Выбрать главу

    Потом является ночь, зажигает жёлтый фонарь и вешает его аккурат над огородом Тиимо. Тиимо-о-о! — тихонько зовёт ночь, но старый плотник не слышит, он до сих пор копошится в своей сараюшке, которую с гордостью называет «столяркой». Я вижу, как под его рубанком золотистым рулетиком масла образуется сочная стружка, чувствую медовый аромат свежеструганого дерева и железистый запах потной спины Тиимо, слышу, как он напевает что-то себе под нос — он всегда напевает, когда работа спорится. И невдомёк ему, что лучше бы послушать деревенского дурачка — пойти в дом, закрыться там на все запоры, завернуться в полотно, постиранное с чемерицей, полынью и желтоголовником, и молиться святой Тасме и святому Миккеле, чтобы уберегли от лютой смерти.

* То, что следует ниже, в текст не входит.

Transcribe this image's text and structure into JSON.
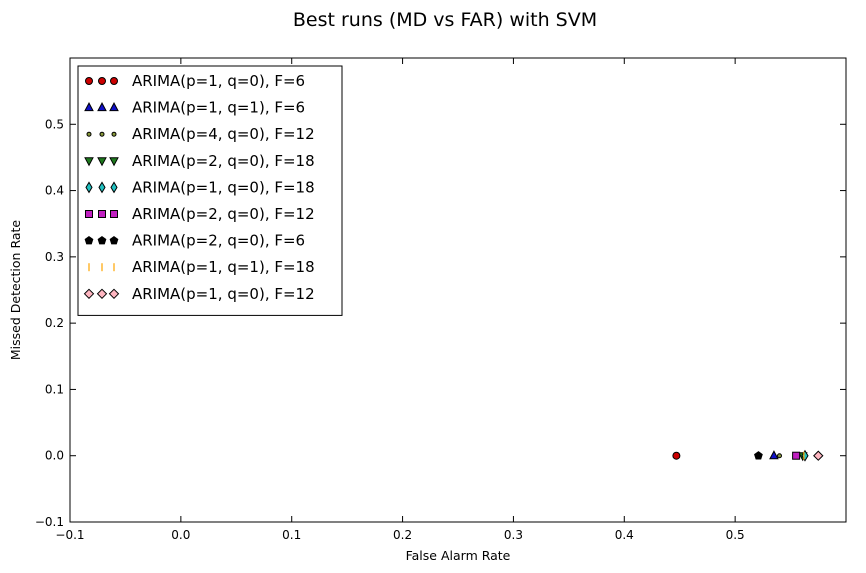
{
  "chart_data": {
    "type": "scatter",
    "title": "Best runs (MD vs FAR) with SVM",
    "xlabel": "False Alarm Rate",
    "ylabel": "Missed Detection Rate",
    "xlim": [
      -0.1,
      0.6
    ],
    "ylim": [
      -0.1,
      0.6
    ],
    "xticks": [
      -0.1,
      0.0,
      0.1,
      0.2,
      0.3,
      0.4,
      0.5
    ],
    "xtick_labels": [
      "−0.1",
      "0.0",
      "0.1",
      "0.2",
      "0.3",
      "0.4",
      "0.5"
    ],
    "yticks": [
      -0.1,
      0.0,
      0.1,
      0.2,
      0.3,
      0.4,
      0.5
    ],
    "ytick_labels": [
      "−0.1",
      "0.0",
      "0.1",
      "0.2",
      "0.3",
      "0.4",
      "0.5"
    ],
    "grid": false,
    "legend_position": "top-left",
    "series": [
      {
        "name": "ARIMA(p=1, q=0), F=6",
        "marker": "circle",
        "color": "#cc0000",
        "x": [
          0.447
        ],
        "y": [
          0.0
        ]
      },
      {
        "name": "ARIMA(p=1, q=1), F=6",
        "marker": "triangle-up",
        "color": "#1010c8",
        "x": [
          0.535
        ],
        "y": [
          0.0
        ]
      },
      {
        "name": "ARIMA(p=4, q=0), F=12",
        "marker": "small-circle",
        "color": "#8a9a3c",
        "x": [
          0.54
        ],
        "y": [
          0.0
        ]
      },
      {
        "name": "ARIMA(p=2, q=0), F=18",
        "marker": "triangle-down",
        "color": "#1e7a1e",
        "x": [
          0.561
        ],
        "y": [
          0.0
        ]
      },
      {
        "name": "ARIMA(p=1, q=0), F=18",
        "marker": "thin-diamond",
        "color": "#20c0c0",
        "x": [
          0.563
        ],
        "y": [
          0.0
        ]
      },
      {
        "name": "ARIMA(p=2, q=0), F=12",
        "marker": "square",
        "color": "#c020c0",
        "x": [
          0.555
        ],
        "y": [
          0.0
        ]
      },
      {
        "name": "ARIMA(p=2, q=0), F=6",
        "marker": "pentagon",
        "color": "#000000",
        "x": [
          0.521
        ],
        "y": [
          0.0
        ]
      },
      {
        "name": "ARIMA(p=1, q=1), F=18",
        "marker": "vline",
        "color": "#ffa500",
        "x": [
          0.562
        ],
        "y": [
          0.0
        ]
      },
      {
        "name": "ARIMA(p=1, q=0), F=12",
        "marker": "diamond",
        "color": "#ffb6c1",
        "x": [
          0.575
        ],
        "y": [
          0.0
        ]
      }
    ]
  }
}
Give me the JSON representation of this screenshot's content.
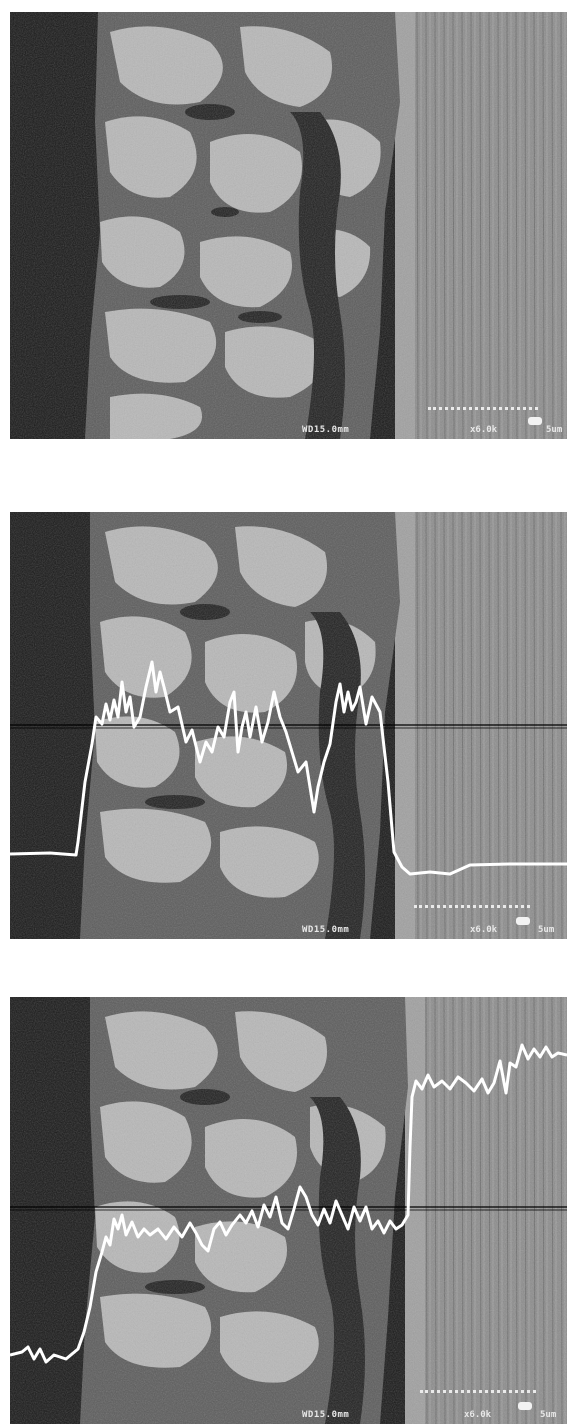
{
  "panels": [
    {
      "id": "micrograph-plain",
      "overlay": "none",
      "working_distance_label": "WD15.0mm",
      "magnification_label": "x6.0k",
      "scale_label": "5um"
    },
    {
      "id": "micrograph-linescan-1",
      "overlay": "linescan",
      "working_distance_label": "WD15.0mm",
      "magnification_label": "x6.0k",
      "scale_label": "5um"
    },
    {
      "id": "micrograph-linescan-2",
      "overlay": "linescan",
      "working_distance_label": "WD15.0mm",
      "magnification_label": "x6.0k",
      "scale_label": "5um"
    }
  ],
  "colors": {
    "background": "#ffffff",
    "substrate": "#8a8a8a",
    "coating": "#9c9c9c",
    "dark_region": "#151515",
    "trace": "#ffffff",
    "scan_line": "#000000"
  }
}
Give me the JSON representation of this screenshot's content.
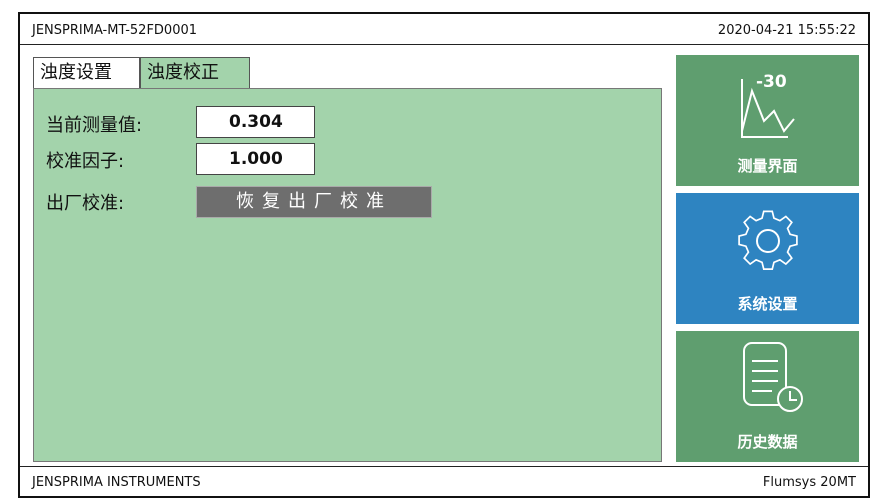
{
  "header": {
    "device_id": "JENSPRIMA-MT-52FD0001",
    "datetime": "2020-04-21 15:55:22"
  },
  "tabs": [
    "浊度设置",
    "浊度校正"
  ],
  "form": {
    "rows": [
      {
        "label": "当前测量值:",
        "value": "0.304"
      },
      {
        "label": "校准因子:",
        "value": "1.000"
      }
    ],
    "factory": {
      "label": "出厂校准:",
      "button": "恢复出厂校准"
    }
  },
  "nav": [
    {
      "label": "测量界面",
      "icon_text": "-30"
    },
    {
      "label": "系统设置"
    },
    {
      "label": "历史数据"
    }
  ],
  "footer": {
    "left": "JENSPRIMA INSTRUMENTS",
    "right": "Flumsys 20MT"
  }
}
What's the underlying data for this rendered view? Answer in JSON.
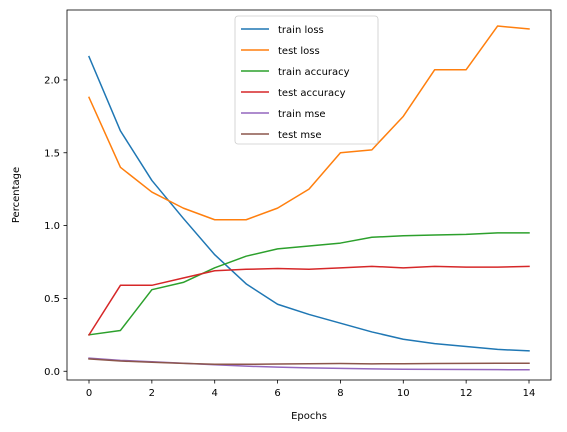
{
  "chart_data": {
    "type": "line",
    "xlabel": "Epochs",
    "ylabel": "Percentage",
    "x": [
      0,
      1,
      2,
      3,
      4,
      5,
      6,
      7,
      8,
      9,
      10,
      11,
      12,
      13,
      14
    ],
    "xlim": [
      -0.7,
      14.7
    ],
    "ylim": [
      -0.06,
      2.48
    ],
    "xticks": [
      0,
      2,
      4,
      6,
      8,
      10,
      12,
      14
    ],
    "yticks": [
      0.0,
      0.5,
      1.0,
      1.5,
      2.0
    ],
    "ytick_labels": [
      "0.0",
      "0.5",
      "1.0",
      "1.5",
      "2.0"
    ],
    "grid": false,
    "legend_position": "top-center",
    "series": [
      {
        "name": "train loss",
        "color": "#1f77b4",
        "values": [
          2.16,
          1.65,
          1.31,
          1.05,
          0.8,
          0.6,
          0.46,
          0.39,
          0.33,
          0.27,
          0.22,
          0.19,
          0.17,
          0.15,
          0.14
        ]
      },
      {
        "name": "test loss",
        "color": "#ff7f0e",
        "values": [
          1.88,
          1.4,
          1.23,
          1.12,
          1.04,
          1.04,
          1.12,
          1.25,
          1.5,
          1.52,
          1.75,
          2.07,
          2.07,
          2.37,
          2.35
        ]
      },
      {
        "name": "train accuracy",
        "color": "#2ca02c",
        "values": [
          0.25,
          0.28,
          0.56,
          0.61,
          0.71,
          0.79,
          0.84,
          0.86,
          0.88,
          0.92,
          0.93,
          0.935,
          0.94,
          0.95,
          0.95
        ]
      },
      {
        "name": "test accuracy",
        "color": "#d62728",
        "values": [
          0.25,
          0.59,
          0.59,
          0.64,
          0.69,
          0.7,
          0.705,
          0.7,
          0.71,
          0.72,
          0.71,
          0.72,
          0.715,
          0.715,
          0.72
        ]
      },
      {
        "name": "train mse",
        "color": "#9467bd",
        "values": [
          0.09,
          0.075,
          0.065,
          0.055,
          0.045,
          0.035,
          0.028,
          0.023,
          0.02,
          0.016,
          0.014,
          0.013,
          0.012,
          0.011,
          0.01
        ]
      },
      {
        "name": "test mse",
        "color": "#8c564b",
        "values": [
          0.085,
          0.07,
          0.062,
          0.054,
          0.048,
          0.048,
          0.05,
          0.052,
          0.053,
          0.051,
          0.052,
          0.053,
          0.054,
          0.055,
          0.055
        ]
      }
    ]
  }
}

    Я сижу на укропной грядке, на влажной от росы земле. Тишина. Только и звуков, что поскрипывает старый вяз у самого крыльца Тиимо, да квакает где-то далеко лягушка.

    Черви выползают бесшумно. Они выползают из моего пупка, из ладоней, меж растопыренных пальцев на ногах, из паха, из ноздрей, из ушей… Невидимые в полумраке, медленно, но неудержимо они ползут, словно живые бурые плети, к дому Тиимо, старого Тиимо, который сейчас что-то плотничает в столярке и, конечно, не дуёт в свой отвислый рыжий ус.

    А ведь я давеча говорил тебе, Тиимо. Я предупреждал.